Emmanuelle Bercot, c'est la tendance du moment. Belle, indépendante, femme, actrice, réalisatrice, réalisactrice du cinéma d'aujourd'hui comme probablement du cinéma de demain; sa présence en ouverture du festival de Cannes ne fait que confirmer une certaine notoriété et reconnaissance dans ce milieu éminemment masculin. Madame Emmanuelle Bercot. Pourtant Emmanuelle Bercot ce n'est pas un cinéma strictement féminin. Elle a su comme sa comparse Maïwenn porter un regard sur le monde. Un regard différent parce qu'elles n'oublient pas qu'elles sont femmes qui ne déclare pas la guerre au monde masculin, qui s'y confronte, qui cherche à s'imposer délicatement, avec subtilité. C'est peut-être ça être féministe en 2015. 

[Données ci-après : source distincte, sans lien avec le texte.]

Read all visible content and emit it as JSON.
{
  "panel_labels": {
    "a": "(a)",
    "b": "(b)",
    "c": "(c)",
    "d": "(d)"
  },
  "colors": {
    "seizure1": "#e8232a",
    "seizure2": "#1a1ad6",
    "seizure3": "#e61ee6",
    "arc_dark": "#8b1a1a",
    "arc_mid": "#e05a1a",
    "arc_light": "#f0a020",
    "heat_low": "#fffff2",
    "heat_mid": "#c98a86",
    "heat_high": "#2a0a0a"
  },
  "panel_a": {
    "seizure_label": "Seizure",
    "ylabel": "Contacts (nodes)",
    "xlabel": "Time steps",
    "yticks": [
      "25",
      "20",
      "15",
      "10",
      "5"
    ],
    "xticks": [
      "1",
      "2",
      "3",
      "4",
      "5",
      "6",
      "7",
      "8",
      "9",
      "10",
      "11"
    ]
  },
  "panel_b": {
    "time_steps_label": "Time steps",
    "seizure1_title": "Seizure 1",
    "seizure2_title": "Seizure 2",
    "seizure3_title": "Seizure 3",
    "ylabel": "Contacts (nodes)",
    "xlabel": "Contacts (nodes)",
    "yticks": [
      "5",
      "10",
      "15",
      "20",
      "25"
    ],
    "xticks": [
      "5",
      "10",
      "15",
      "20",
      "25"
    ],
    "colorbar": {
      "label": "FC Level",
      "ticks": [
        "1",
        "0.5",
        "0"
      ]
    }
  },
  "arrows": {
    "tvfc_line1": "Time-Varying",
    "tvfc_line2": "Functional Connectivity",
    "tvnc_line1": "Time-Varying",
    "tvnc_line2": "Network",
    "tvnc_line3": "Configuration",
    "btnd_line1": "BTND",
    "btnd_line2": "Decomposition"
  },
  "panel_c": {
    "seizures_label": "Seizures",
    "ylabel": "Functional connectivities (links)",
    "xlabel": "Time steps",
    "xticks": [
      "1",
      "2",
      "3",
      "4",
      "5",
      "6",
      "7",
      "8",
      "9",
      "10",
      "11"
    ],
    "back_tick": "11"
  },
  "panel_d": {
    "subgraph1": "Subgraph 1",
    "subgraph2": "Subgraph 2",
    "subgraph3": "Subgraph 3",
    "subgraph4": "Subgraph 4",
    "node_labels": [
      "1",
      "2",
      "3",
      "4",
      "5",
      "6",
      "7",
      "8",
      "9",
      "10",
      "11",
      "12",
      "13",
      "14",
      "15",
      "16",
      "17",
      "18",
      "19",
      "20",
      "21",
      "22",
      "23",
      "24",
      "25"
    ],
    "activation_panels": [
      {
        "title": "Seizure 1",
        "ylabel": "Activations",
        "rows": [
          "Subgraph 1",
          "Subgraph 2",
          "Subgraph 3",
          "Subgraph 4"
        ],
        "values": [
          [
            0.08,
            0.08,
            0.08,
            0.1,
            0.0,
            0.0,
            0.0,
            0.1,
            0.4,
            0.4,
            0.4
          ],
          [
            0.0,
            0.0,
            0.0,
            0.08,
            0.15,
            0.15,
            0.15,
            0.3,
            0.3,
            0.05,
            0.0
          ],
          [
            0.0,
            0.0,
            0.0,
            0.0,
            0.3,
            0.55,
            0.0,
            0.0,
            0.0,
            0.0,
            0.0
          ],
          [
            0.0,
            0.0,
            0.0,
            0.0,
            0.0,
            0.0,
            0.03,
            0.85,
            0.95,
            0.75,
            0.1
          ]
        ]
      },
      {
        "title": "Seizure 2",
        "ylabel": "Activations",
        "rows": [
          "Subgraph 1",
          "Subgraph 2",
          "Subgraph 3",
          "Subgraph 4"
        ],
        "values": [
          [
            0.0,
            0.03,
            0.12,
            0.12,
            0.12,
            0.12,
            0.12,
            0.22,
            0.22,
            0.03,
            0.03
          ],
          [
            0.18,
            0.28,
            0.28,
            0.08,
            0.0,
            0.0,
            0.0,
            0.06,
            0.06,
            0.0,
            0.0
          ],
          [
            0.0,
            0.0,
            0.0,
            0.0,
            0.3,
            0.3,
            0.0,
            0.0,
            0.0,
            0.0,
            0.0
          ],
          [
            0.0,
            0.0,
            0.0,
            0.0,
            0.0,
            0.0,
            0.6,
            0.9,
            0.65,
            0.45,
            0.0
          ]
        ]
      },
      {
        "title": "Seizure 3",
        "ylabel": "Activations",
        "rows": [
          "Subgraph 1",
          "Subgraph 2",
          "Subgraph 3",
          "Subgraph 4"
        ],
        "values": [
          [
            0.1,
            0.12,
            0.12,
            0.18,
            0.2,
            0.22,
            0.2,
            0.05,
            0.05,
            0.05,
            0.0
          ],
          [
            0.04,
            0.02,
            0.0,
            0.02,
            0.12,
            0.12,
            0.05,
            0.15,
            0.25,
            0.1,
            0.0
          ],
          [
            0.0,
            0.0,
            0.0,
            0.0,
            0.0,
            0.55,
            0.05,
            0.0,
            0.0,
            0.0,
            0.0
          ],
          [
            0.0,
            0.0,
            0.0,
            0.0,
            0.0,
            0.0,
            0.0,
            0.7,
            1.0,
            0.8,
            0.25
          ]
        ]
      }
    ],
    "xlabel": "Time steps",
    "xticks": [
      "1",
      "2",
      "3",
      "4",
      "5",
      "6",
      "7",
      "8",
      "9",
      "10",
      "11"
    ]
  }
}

Emmanuelle Bercot a donc plus que jamais la tête haute et le regard fier. Mise à l'honneur à deux reprises à Cannes lors de la cérémonie d'ouverture puis sacrée lors de la clôture, elle est indéniablement devenue une des Françaises du moment. La Tête haute avait d'ailleurs tout pour être un succès (c'est-à-dire sortir du catimini des films art & essai français traditionnel) : beau casting, scénario intriguant, belle réalisation, publicité de Cannes etc. Ce que j'aime chez Emmanuelle Bercot c'est quelle est une artiste. Le film est bourré de panoramiques très audacieux que j'ai rarement vu au cinéma et que je trouve aussi vertigineux que magnifiques. Et puis il y a la musique. A contre-courant, discrète, étrange, puissante, elle ne tombe pas dans le cliché de la musique de banlieue pour parler des jeunes des banlieues. J'ai presque envie de dire qu'elle donne une universalité à ce film, et à ces personnages; comme une manière de dire que la déroute de Malony c'est un peu la déroute de nous tous, citoyens du 21e siècle perdus entre les billets de banque, la violence, la mort. Parce que La Tête haute, c'est avant l'histoire d'une jeunesse : celle de Malony qui fait les 400 coups parce qu'on ne lui a pas appris comment vivre. Mal aimé par une mère encore adolescente, pas tout à fait mère, Malony cherche ce que c'est que la vie; ce que c'est que l'amour aussi, sans être bien sûr de pouvoir accepter d'être aimé. S'il y a une actrice qui tire bien son épingle du jeu c'est sans doute Sara Forestier, sublime, perdue, touchante, excessive. Mais La Tête haute c'est surtout Catherine Deneuve si autoritaire derrière son bureau de juge. Une cinéaste femme pour un cinéma de femme. Non pas un cinéma féministe, mais un film qui magnifie le sexe féminin, sa virilité comme sa féminité, sa beauté aussi, mais surtout sa force de caractère, la façon si singulière qu'elles ont toutes d'êtres des êtres humains. Parce que c'est peut-être ça finalement le thème du cinéma d'Emmanuelle Bercot : les êtres humains. Et par moment c'est presque aussi vertigineux que les panoramiques filés qu'elles s'amusent à faire tourner autour de Malony. Mais indéniablement c'est aussi beau que les violons qui accompagnent souvent le personnage principal, aussi beau que les écorchés vifs, aussi beau que la vie.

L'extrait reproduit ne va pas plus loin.